Il faut toutefois faire attention à ne pas confondre monde médiatique et vie réelle. La sur-représentation de l’extrême-droite ne veut pas dire que toute la population adhère à ses idées. Nous sommes extrêmement pollués par les sondages donnant une extrême-droite très haute et une gauche (toute réunie) très basse. Ne nions pas le danger de l’extrême-droite et du fascisme, ni même la faiblesse de la gauche. Simplement rappelons qu’une part très importante de la population ne vote pas ou plus. Ces gens ne sont ni macronistes, ni fascistes. Iels sont des travailleurEs, des chômeurEs, des jeunes, qui ne se retrouvent dans la politique d’aucun candidat ou parti. Iels subissent des politiques néo-libérales, racistes, homophobes, sexistes. Il y a un enjeu à s’adresser à cette classe sociale, une masse de gens qui n’a pas choisi de rejoindre l’extrême-droite et qui pourrait rejoindre un projet d’émancipation !
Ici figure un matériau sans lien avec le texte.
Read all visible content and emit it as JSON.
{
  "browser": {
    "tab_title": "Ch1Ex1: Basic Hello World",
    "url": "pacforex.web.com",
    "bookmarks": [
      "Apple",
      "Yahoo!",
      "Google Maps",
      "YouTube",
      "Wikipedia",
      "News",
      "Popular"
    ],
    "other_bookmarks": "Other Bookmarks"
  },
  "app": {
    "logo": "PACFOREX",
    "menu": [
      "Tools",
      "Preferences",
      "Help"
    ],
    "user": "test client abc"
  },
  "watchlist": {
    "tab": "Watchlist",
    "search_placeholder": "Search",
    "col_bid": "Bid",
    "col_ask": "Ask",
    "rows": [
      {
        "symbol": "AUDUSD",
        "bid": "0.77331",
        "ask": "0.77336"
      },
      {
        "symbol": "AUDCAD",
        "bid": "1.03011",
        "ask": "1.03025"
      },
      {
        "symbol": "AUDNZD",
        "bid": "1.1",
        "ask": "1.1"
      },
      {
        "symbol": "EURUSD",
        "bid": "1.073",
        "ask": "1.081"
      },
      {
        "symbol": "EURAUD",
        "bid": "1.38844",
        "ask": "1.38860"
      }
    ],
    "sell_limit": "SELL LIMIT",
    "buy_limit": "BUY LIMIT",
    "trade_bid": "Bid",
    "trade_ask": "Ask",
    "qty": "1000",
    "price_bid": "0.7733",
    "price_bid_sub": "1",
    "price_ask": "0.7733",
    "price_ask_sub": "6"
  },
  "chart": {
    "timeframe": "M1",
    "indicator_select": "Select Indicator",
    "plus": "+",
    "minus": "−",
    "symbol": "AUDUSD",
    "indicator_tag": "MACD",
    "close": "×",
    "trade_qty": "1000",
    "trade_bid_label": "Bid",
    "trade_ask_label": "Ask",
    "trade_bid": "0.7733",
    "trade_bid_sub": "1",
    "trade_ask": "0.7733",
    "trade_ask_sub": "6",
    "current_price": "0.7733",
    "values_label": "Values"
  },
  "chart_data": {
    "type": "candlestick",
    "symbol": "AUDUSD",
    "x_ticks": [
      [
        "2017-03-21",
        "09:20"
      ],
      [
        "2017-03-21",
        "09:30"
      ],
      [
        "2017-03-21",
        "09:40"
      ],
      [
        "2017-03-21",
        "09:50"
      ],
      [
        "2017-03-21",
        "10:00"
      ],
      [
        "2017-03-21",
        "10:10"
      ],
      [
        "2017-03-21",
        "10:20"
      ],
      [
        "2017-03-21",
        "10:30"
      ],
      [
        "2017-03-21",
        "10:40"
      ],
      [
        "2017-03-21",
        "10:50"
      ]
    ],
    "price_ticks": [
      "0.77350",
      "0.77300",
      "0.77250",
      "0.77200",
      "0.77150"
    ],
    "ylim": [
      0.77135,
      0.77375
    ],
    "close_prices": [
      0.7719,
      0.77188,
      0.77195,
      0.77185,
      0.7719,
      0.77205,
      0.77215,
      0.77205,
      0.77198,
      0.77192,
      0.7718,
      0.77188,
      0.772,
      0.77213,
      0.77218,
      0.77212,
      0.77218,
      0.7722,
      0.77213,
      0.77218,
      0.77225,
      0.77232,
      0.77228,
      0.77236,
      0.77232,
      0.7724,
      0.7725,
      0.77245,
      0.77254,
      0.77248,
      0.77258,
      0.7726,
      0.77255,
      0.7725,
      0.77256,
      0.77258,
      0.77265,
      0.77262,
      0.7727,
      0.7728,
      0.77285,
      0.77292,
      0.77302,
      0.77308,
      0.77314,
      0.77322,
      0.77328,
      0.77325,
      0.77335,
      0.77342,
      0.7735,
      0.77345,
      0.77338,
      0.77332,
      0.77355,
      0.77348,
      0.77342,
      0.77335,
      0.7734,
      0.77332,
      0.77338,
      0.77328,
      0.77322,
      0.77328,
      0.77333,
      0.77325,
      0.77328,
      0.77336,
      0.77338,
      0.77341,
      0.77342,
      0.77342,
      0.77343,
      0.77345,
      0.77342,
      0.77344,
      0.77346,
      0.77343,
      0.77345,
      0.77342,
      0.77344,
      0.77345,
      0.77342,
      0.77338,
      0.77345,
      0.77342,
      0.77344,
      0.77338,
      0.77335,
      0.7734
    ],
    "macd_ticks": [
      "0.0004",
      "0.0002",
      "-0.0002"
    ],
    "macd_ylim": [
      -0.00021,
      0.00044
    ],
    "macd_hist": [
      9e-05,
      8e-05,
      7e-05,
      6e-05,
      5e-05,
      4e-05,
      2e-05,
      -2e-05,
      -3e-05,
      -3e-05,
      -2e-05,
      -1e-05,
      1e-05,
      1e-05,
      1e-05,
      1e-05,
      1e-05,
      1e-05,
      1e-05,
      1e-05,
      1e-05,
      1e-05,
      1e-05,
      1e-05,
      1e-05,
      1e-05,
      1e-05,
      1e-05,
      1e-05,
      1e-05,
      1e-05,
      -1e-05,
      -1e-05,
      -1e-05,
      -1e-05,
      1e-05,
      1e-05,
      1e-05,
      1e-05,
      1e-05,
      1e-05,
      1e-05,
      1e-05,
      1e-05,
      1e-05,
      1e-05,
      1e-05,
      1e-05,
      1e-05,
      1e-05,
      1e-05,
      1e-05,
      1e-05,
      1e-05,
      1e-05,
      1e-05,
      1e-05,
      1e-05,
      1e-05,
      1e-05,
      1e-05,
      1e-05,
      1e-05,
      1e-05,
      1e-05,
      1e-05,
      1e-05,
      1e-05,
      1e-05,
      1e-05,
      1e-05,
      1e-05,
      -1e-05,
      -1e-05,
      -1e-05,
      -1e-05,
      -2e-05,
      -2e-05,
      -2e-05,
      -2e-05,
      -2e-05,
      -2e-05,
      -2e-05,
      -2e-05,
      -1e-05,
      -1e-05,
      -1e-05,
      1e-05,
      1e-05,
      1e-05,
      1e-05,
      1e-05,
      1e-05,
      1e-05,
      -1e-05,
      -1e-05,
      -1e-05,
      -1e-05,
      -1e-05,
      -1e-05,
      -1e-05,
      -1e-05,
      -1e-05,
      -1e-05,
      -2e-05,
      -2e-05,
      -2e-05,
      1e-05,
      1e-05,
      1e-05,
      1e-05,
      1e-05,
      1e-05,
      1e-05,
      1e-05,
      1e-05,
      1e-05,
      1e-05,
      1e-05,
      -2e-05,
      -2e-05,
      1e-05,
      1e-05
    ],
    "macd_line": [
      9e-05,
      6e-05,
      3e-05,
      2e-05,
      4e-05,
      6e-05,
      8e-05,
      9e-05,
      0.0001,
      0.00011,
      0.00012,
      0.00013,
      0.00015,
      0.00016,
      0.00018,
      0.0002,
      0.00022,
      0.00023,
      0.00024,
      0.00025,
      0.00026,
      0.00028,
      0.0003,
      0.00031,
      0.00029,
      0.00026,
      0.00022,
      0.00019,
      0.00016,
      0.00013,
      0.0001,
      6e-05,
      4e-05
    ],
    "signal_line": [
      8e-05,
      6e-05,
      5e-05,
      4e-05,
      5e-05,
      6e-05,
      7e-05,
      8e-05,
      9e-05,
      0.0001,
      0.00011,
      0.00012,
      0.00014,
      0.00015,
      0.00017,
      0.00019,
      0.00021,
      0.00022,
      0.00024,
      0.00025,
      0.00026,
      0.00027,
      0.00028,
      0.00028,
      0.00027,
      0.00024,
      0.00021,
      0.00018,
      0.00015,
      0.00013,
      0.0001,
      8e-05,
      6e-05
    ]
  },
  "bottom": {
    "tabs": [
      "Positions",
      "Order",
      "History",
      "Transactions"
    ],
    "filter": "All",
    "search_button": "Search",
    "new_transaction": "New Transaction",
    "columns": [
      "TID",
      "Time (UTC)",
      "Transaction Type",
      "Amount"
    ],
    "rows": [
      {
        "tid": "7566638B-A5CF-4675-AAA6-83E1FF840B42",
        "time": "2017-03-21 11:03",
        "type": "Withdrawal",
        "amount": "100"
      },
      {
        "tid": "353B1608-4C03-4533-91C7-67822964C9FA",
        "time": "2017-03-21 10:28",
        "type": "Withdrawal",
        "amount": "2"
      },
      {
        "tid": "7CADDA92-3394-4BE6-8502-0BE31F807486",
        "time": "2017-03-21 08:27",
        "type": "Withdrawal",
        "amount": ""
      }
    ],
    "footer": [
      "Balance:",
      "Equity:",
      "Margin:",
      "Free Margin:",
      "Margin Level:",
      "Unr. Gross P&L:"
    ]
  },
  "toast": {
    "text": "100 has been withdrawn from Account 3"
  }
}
C’est pourquoi il ne faut pas uniquement voir le verre à moitié vide. Quelques milliers de personnes se sont retrouvées dans les rues de Barbès et quelques dizaines à Villepinte, dimanche, contre l’extrême-droite. Dans la semaine, Zemmour a été obligé de changer le lieu de son meeting face à la pression populaire. Cette dynamique antifasciste n’est pas suffisante pour le moment mais elle pose les jalons de la reconstruction d’un mouvement antifasciste conséquent dans ce pays. C’est une bonne nouvelle. Et d’autres résistances font battre le cœur de nos villes depuis plusieurs mois également : contre les LGBTIphobies, contre le patriarcat, contre le racisme et pour les solidarités. Ces luttes viennent majoritairement d’en-bas, elles sont auto-organisées par les personnes concernées elles-mêmes et permettent de donner des perspectives.

Reconstruire

Si la question de l’unité d’action est vitale pour combattre l’extrême-droite et pour faire reculer tous les projets scélérats du gouvernement, la petite musique sur l’union de la gauche nécessaire pour gagner dans les urnes est, en l’occurrence, un piège mortel. Pour deux raisons au moins. D’abord parce qu’aucune émancipation du genre humain ne passera par les élections de la république bourgeoise. Nous avons déjà eu la gauche au pouvoir. Systématiquement, elle mène des politiques capitalistes. Ensuite parce qu’il y a des gauches irréconciliables qui n’ont pas les mêmes projets. Il est entendable que le PCF, EELV, FI, cherchent à se mettre ensemble parce que dans les grandes lignes ils ont le même objectif : gagner les élections pour… gérer l’État à gauche. Mais comment des anticapitalistes pourraient-iels se retrouver là-dedans alors même qu’iels veulent renverser l’État ? Se rassembler, donc, pourquoi pas, mais avec qui, sur quelle stratégie, quel programme, quelle perspective ?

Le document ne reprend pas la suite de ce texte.